Stephen Hawking said that information is destroyed in black holes, contradicting quantum physics. But a new study claims his famous paradox is wrong
A new scientific study claims to have found the solution to one of the great mysteries of modern physics: Stephen Hawking’s black hole paradox. If the study is right, it would prove the eminent scientist wrong, paving a new path with far-reaching implications for science and quantum physics.
Titled “Quantum Gravitational Corrections to Black Hole Particle Creation,” the study explains how black holes work and what is the mechanism that may allow supposedly destroyed information to actually survive and escape, something Hawking said was impossible even though It was against the laws of quantum physics.

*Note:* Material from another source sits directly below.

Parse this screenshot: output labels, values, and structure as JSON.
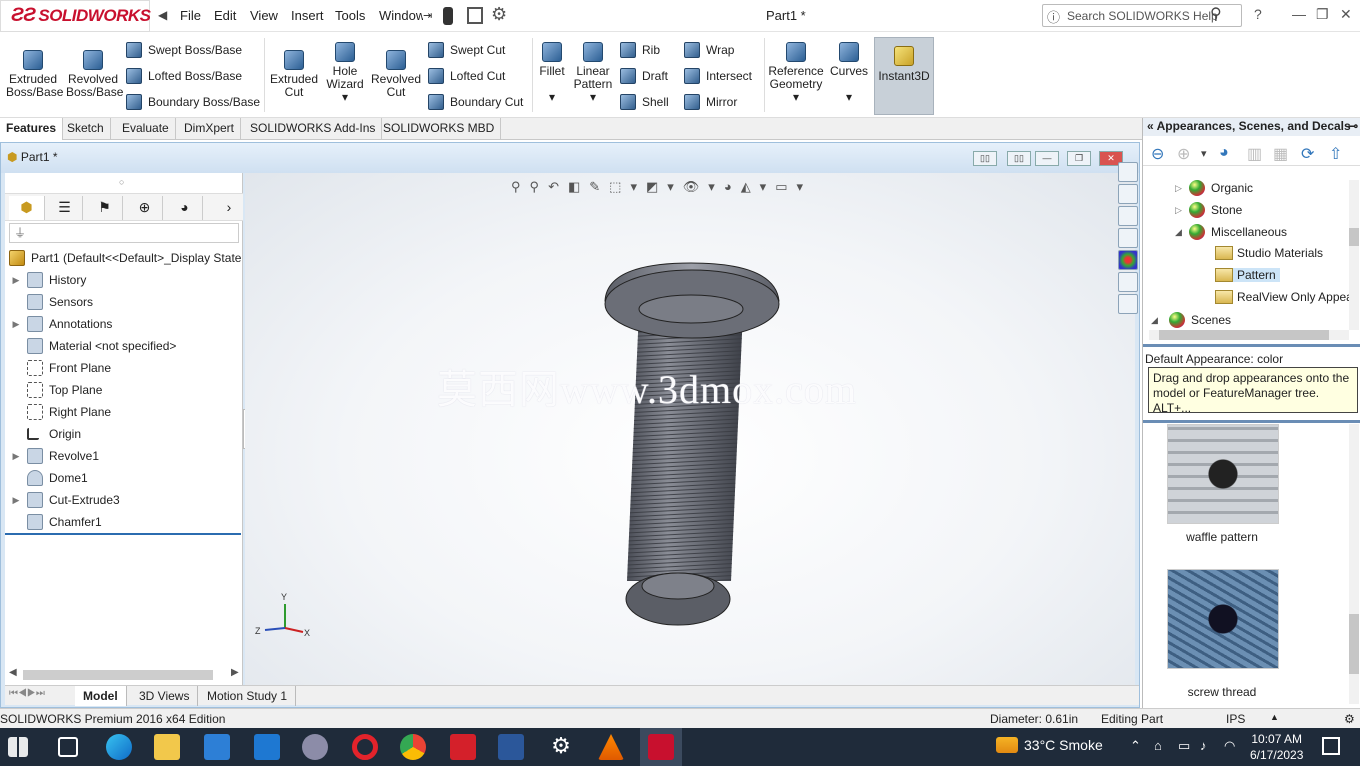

What have they discovered? Black holes are objects so dense and massive that their gravity turns them into gigantic vacuum cleaners that suck in everything around them, including light and information. When something gets too close to a black hole, gravity grabs it, they get sucked in, and theoretically disappear forever. Only Hawking radiation escapes the trap, but it is thermal radiation that does not contain any information.
In the 1970s, Hawking applied the rules of quantum mechanics to black holes and posited that an object that falls into one of these objects disappears forever, along with any information encoded in it. His question was simple: “If things get sucked into a black hole and disappear, where does all this information go?” In the end, he argued, the black hole was destined to disappear altogether. But, according to the rules of quantum physics, information always survives and can never be destroyed. This paradox would haunt him all his life.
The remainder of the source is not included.